Buhârî'nin rivayetinde ise, âyetin hadisimizin metnindeki kısmı inince sahâbiler son derece sevinmişler, bunun üzerine âyetin yemek içmekle ilgili bölümü gelmiştir. İbn Hacer bu rivayetle ilgili olarak şöyle der; "Ge­celeri cinsî temas helal olunca yemek ve içmek öncelikle helal olur. Sahâ-bîler onun için âyetin inmesi ile sevinip ruhsatı anladılar. Bundan sonra da ruhsatın açıkça bilinmesi için âyet-i kerimesinin tamamı indi."

 

Bu hadis, mezkûr âyet-i kerimenin iniş sebebini Sırma b. Kays hadisesini, bir Önceki hadis ise, Hz. Ömer'in başından geçen olayı göstermek­tedir. Kimi âlimler her iki olayın da âyet-i kerimenin inmesine sebep teşkil ettiğini söylerler. İbn Cerir et-Taberî Süddî'den naklettiği bir rivayette Sır­ma b. Kays hâdisesini, Ebû Kays b. Sırma adını vererek anlattıktan sonra, Ömer b. el-Hattab (r.a.)'vn da cariyesine temas etmiş olduğunu Hz.
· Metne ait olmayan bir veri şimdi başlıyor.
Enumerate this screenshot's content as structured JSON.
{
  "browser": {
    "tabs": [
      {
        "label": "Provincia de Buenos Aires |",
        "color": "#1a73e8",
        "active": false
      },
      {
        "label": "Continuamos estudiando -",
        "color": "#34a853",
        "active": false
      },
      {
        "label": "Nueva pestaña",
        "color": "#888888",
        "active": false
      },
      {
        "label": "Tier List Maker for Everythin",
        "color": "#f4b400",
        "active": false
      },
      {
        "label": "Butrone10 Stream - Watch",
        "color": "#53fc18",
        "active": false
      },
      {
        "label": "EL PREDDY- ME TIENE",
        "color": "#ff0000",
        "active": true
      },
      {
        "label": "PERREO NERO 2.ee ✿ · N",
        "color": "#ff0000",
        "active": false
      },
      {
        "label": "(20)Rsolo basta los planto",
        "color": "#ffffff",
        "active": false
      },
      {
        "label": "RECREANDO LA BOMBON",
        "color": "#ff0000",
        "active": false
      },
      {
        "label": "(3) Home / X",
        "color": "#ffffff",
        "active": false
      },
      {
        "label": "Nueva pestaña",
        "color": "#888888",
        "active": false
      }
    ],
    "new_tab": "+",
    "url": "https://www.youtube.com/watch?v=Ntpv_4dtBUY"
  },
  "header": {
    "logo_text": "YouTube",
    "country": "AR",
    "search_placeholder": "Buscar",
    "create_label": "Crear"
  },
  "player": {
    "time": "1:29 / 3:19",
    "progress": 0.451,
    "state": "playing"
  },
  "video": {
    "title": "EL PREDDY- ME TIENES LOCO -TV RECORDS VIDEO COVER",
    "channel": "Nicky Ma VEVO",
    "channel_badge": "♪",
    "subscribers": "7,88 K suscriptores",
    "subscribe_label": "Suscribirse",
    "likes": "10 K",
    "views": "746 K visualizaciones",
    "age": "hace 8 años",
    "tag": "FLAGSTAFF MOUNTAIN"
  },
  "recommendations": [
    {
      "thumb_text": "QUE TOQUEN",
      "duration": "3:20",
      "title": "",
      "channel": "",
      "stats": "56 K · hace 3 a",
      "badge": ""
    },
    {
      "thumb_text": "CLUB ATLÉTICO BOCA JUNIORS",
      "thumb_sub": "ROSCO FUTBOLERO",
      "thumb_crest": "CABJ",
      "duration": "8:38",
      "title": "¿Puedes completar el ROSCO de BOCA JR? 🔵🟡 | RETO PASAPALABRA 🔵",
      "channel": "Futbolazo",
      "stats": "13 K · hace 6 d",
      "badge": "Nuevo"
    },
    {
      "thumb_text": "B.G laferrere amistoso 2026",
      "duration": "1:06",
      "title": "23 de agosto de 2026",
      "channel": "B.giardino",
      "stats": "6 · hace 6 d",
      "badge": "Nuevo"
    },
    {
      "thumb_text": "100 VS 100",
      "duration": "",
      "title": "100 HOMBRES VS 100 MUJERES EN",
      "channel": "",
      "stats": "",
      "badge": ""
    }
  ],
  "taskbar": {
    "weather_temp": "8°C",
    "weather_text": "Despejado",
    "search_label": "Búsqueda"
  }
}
Ömer'in, Ebu Kays'ın sözünü işitince onun hakkında birşey geleceğinden çekinerek yaptığını Hz. Peygambere haber verdiğini söyler. Taberî'nin ifâdesine gö­re Hz. Peygamber (s.a.v.) Hz. Ömer'i, "Bu sana yakışır mıydı, ya Ömer?" diye kınamış ve arkasından mezkûr âyetin, kadınlara temasla ilgili kısmını okumuştur. Sonra da Ebu Kays'a dönüp yemek içmekle ilgili bölümü oku­muştur.

 

Bazı âlimler ise, âyetin Sırma hadisesi üzerine fakat onun ve başkala­rının hakkında geldiğini söylerler. Hz. Ömer de âyetin kendileri hakkında inenlerden biridir.